Remate. Tudo o que ficou para trás foi para permitir maior facilidade na constatação óbvia. Repito: óbvia. Cresce o desconcerto da opinião letrada do Brasil (a que acompanha noticiário) com os sintomas cada vez mais preocupantes do rumo a ser tomado pelo próximo governo petista, que só venceu apertadas eleições pela dose maciça de credibilidade e respeitabilidade gratuitamente a ele oferecida, sem nenhuma contrapartida (cheques em branco em profusão) por Geraldo Alckmin, Meirelles, Malan, FHC, Armínio Fraga e dezenas de outras figuras de influência e orientação parecida. Os cheques entregues em br nco começam a ser preenchidos e compensados. Provocam estranhezas, recusas, até reações contundentes. A situação vai piorar, é so esperar. Em artigo postado em 7 de outubro passado, intitulado “Embuste” constatei o óbvio (se preferirem expus o óbvio): “Outra razão alegada pelos adesistas (kerenskys de 2022), a expectativa de condução responsável da economia, mesmo com atropelos na prática democrática. Haverá tal condução? Análise madura, enraizada na longa e repetida experiência anterior, padecida pelo povo em especial pelos mais desassistidos, bem como na capivara amazônica de partidos com inspiração semelhante, apontam para destruição dos fundamentos saudáveis da economia, três dos quais, já se vê, inexistirão certamente: âncora fiscal, segurança jurídica, atração de investimentos. Daí, menos emprego, menos renda, salários mais baixos. O que se ouviu até agora da parte de economistas e figuras do setor financeiro foi decepcionante, para dizer o mínimo, era, no bruto, a entrega incauta de um cheque em branco. Na prática, a coligação lulista recebe os apoios, mas continua nadando no pântano das ambiguidades. Nenhuma clareza, nenhum compromisso formal”.

 

Favorecimento do retrocesso, do atraso e do obscurantismo.
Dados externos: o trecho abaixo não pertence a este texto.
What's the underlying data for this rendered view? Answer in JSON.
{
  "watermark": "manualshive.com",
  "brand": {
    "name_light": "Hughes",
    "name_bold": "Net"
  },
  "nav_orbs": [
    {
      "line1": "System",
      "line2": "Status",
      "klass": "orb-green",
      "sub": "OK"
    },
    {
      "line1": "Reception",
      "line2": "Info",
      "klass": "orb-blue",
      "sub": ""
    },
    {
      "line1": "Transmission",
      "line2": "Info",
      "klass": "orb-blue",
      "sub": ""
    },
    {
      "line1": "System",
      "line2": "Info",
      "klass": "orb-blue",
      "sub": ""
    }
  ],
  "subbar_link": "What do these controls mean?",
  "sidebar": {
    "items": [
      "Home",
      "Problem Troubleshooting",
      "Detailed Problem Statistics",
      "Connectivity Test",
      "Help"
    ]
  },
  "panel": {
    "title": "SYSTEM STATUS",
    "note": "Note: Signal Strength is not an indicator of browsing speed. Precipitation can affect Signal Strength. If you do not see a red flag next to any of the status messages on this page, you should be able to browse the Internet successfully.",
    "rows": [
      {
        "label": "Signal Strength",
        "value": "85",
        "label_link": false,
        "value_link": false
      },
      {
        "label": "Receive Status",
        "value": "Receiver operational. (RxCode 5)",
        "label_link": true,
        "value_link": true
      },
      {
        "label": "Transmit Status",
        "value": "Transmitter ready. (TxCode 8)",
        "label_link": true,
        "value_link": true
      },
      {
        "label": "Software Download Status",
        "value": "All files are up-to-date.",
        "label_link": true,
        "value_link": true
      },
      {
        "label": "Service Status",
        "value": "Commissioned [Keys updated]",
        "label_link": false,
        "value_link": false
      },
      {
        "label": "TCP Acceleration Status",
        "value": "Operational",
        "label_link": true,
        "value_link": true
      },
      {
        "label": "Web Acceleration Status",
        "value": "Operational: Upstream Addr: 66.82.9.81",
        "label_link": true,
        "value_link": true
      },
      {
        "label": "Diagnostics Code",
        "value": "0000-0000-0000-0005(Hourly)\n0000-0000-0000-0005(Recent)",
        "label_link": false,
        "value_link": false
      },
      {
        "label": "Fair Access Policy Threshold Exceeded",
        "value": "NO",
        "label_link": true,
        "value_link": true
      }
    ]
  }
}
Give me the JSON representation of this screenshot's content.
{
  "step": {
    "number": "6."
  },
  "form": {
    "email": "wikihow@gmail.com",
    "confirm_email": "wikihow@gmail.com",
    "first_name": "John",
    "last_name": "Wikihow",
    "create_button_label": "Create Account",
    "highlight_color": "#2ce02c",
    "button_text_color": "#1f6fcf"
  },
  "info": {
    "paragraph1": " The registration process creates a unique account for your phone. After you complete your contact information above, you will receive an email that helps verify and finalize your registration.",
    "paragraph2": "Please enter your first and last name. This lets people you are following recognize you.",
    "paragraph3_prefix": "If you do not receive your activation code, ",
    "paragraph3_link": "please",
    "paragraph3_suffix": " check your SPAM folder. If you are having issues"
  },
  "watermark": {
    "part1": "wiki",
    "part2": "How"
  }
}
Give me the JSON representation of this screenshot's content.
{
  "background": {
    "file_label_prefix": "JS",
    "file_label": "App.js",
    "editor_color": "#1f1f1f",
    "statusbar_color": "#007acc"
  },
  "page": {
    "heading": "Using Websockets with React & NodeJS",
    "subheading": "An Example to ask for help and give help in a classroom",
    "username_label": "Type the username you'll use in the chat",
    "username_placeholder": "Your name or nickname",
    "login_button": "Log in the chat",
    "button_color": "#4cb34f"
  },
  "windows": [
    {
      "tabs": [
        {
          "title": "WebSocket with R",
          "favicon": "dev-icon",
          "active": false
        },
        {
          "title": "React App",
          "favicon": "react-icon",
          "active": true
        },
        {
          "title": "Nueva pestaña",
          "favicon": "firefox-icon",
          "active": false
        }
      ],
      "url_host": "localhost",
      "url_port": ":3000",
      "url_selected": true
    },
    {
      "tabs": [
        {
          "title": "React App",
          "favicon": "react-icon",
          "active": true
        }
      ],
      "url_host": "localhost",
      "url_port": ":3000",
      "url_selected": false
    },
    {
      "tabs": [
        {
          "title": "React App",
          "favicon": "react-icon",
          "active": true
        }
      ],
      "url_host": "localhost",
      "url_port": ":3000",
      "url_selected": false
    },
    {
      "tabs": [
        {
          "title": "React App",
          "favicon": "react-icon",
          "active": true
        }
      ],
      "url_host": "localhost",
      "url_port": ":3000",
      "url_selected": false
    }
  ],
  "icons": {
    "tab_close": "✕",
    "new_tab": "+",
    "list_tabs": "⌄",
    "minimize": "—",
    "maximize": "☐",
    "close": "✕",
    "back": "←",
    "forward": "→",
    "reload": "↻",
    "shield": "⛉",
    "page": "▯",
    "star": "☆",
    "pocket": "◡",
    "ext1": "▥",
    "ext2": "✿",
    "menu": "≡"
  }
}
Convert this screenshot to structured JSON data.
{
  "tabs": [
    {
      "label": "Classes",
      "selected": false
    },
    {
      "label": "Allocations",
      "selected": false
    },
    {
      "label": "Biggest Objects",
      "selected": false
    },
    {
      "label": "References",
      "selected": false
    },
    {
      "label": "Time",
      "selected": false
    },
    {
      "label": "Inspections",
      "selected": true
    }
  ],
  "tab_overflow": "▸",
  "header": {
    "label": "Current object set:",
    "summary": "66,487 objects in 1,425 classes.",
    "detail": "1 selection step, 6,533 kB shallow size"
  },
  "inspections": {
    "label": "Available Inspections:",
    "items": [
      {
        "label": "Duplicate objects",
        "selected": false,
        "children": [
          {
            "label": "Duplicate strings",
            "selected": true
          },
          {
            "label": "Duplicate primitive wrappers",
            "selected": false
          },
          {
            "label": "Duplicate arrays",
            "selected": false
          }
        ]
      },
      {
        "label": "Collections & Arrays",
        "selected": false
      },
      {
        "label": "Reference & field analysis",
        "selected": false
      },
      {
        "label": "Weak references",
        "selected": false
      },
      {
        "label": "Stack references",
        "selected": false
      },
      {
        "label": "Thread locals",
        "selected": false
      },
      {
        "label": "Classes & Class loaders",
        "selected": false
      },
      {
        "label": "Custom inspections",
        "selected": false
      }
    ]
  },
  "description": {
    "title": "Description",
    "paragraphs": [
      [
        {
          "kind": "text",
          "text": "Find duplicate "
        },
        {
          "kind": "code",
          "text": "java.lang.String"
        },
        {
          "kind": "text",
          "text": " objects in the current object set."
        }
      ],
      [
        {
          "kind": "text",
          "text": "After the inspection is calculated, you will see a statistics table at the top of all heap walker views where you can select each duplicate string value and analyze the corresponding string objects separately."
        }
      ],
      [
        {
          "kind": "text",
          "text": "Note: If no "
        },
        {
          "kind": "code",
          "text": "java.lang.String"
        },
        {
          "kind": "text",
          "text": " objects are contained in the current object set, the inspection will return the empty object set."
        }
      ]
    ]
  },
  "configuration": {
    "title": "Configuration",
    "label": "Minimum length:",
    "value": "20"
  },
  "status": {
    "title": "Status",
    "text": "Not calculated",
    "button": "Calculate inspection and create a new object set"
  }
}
Afirmei então a seguir, era favorecimento do retrocesso, atraso e obscurantismo, características da possível nova administração: “A ausência de limpidez, a fuga célere dos esclarecimentos, a obscuridade empregada como arma política, a persistente e difusa ambiguidade, a manutenção obstinada incerteza quanto aos rumos, a confusão em que potenciais aliados são mantidos, a opacidade cultivada (não transparência) geram profunda suspeição quanto à conduta futura, degradam a vida pública e adensam o ambiente obscurantista, já pesadamente tóxico. São retrocessos na dura caminhada nacional rumo a uma vida pública decente. Esta ambiguidade, contudo, no caso esconde clareza solar, facilmente perceptível para observadores atentos. As razões últimas do procedimento petista são diáfanas: já existem os compromissos e as intenções e eles não serão abandonados”.

 

Clareza solar. Clareza solar iluminava a manobra, para olhares experimentados estavaa diáfano o ar, as conclusões brotavam do óbvio ululante: existiam compromissos, existiam intenções, mas eles estavam ocultos para os novos e simplórios (qualificação minimalista) aliados. Só não seriam enunciados (nem a pau) por inviabilizar possibilidades eleitorais de vitória da coligação petista. Começam agora a ser implantados com a caça já capturada, ainda que com enunciado discreto e paulatino. Desvelados pela aplicação clara, ainda que incipiente, passam a ser percebidos por magotes que antes se encantou em encenar o apoio otimista, dava prestígio e popularidade, papel semelhante ao desempenhado por Neville Chamberlain. Ainda há tempo para reagir, mas os custos serão maiores. Aumentarão a cada dia que passa. Sejamos escravos do óbvio, mesmo quando impopular.